Bisnis.com, JAKARTA – Tren pengetatan kebijakan moneter yang terjadi secara global dan di Indonesia masih akan menjadi sentimen utama yang menekan pasar obligasi Indonesia selama beberapa waktu ke depan.
Associate Director Fixed Income Anugerah Sekuritas Ramdhan Ario Maruto memaparkan kenaikan suku bunga merupakan langkah yang perlu diambil Bank Indonesia (BI) untuk merespon kebijakan The Fed. Hal tersebut seiring dengan upaya BI untuk menjaga daya tarik pasar Surat Berharga Negara (SBN) Indonesia.
“BI tidak memiliki pilihan lain untuk menaikkan suku bunganya karena untuk menyesuaikan dengan kondisi The Fed. Dampaknya, yield di pasar obligasi kita kembali melemah dan menyentuh kisaran 7,5 persen,” jelasnya saat dihubungi, Senin (24/10/2022).
Ramdhan melanjutkan, kenaikan suku bunga tersebut membuat kehati-hatian pelaku pasar semakin tinggi. Sehingga, minat investor terhadap instrumen obligasi Indonesia juga mengalami penurunan.
Pelemahan minat investor terhadap instrumen obligasi terlihat dari hasil lelang SBN mingguan yang hasil penawarannya menunjukkan tren penurunan. Menurut Ramdhan, hal ini juga berakibat pada sedikit berkurangnya tingkat likuiditas di pasar SBN.

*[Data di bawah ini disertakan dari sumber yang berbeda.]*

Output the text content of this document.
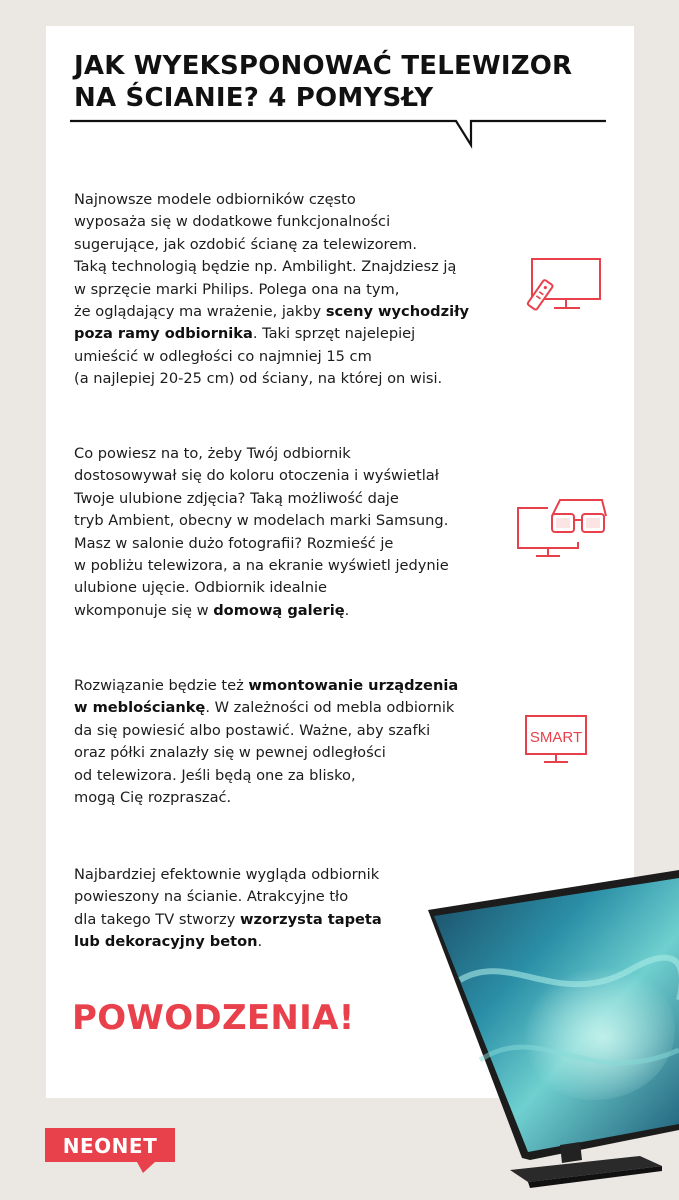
JAK WYEKSPONOWAĆ TELEWIZOR
NA ŚCIANIE? 4 POMYSŁY

Najnowsze modele odbiorników często
wyposaża się w dodatkowe funkcjonalności
sugerujące, jak ozdobić ścianę za telewizorem.
Taką technologią będzie np. Ambilight. Znajdziesz ją
w sprzęcie marki Philips. Polega ona na tym,
że oglądający ma wrażenie, jakby sceny wychodziły
poza ramy odbiornika. Taki sprzęt najelepiej
umieścić w odległości co najmniej 15 cm
(a najlepiej 20-25 cm) od ściany, na której on wisi.

Co powiesz na to, żeby Twój odbiornik
dostosowywał się do koloru otoczenia i wyświetlał
Twoje ulubione zdjęcia? Taką możliwość daje
tryb Ambient, obecny w modelach marki Samsung.
Masz w salonie dużo fotografii? Rozmieść je
w pobliżu telewizora, a na ekranie wyświetl jedynie
ulubione ujęcie. Odbiornik idealnie
wkomponuje się w domową galerię.

Rozwiązanie będzie też wmontowanie urządzenia
w meblościankę. W zależności od mebla odbiornik
da się powiesić albo postawić. Ważne, aby szafki
oraz półki znalazły się w pewnej odległości
od telewizora. Jeśli będą one za blisko,
mogą Cię rozpraszać.

Najbardziej efektownie wygląda odbiornik
powieszony na ścianie. Atrakcyjne tło
dla takego TV stworzy wzorzysta tapeta
lub dekoracyjny beton.

SMART

POWODZENIA!

NEONET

Ramdhan memprediksi pasar SBN Indonesia masih akan mengalami tekanan hingga akhir tahun ini. Outlook tersebut seiring dengan potensi berlanjutnya pengetatan kebijakan moneter yang dilakukan The Fed.
Baca Juga
Ia menjelaskan, kenaikan suku bunga The Fed nantinya juga akan direspon kembali oleh Bank Indonesia. Hal ini akan memicu beralihnya investor asing ke obligasi AS atau US Treasury karena cenderung lebih aman.
Kinerja pasar surat utang Indonesia juga akan ditekan oleh tren pelemahan nilai tukar rupiah. Sentimen tersebut seiring dengan laju inflasi yang tinggi serta tensi geopolitik di beberapa wilayah, salah satunya antara Rusia – Ukraina yang tak kunjung usai.
“Pelemahan yield obligasi Indonesia masih terbuka sampai akhir tahun, kemungkinan bisa menyentuh 7,7 persen – 7,8 persen,” pungkasnya.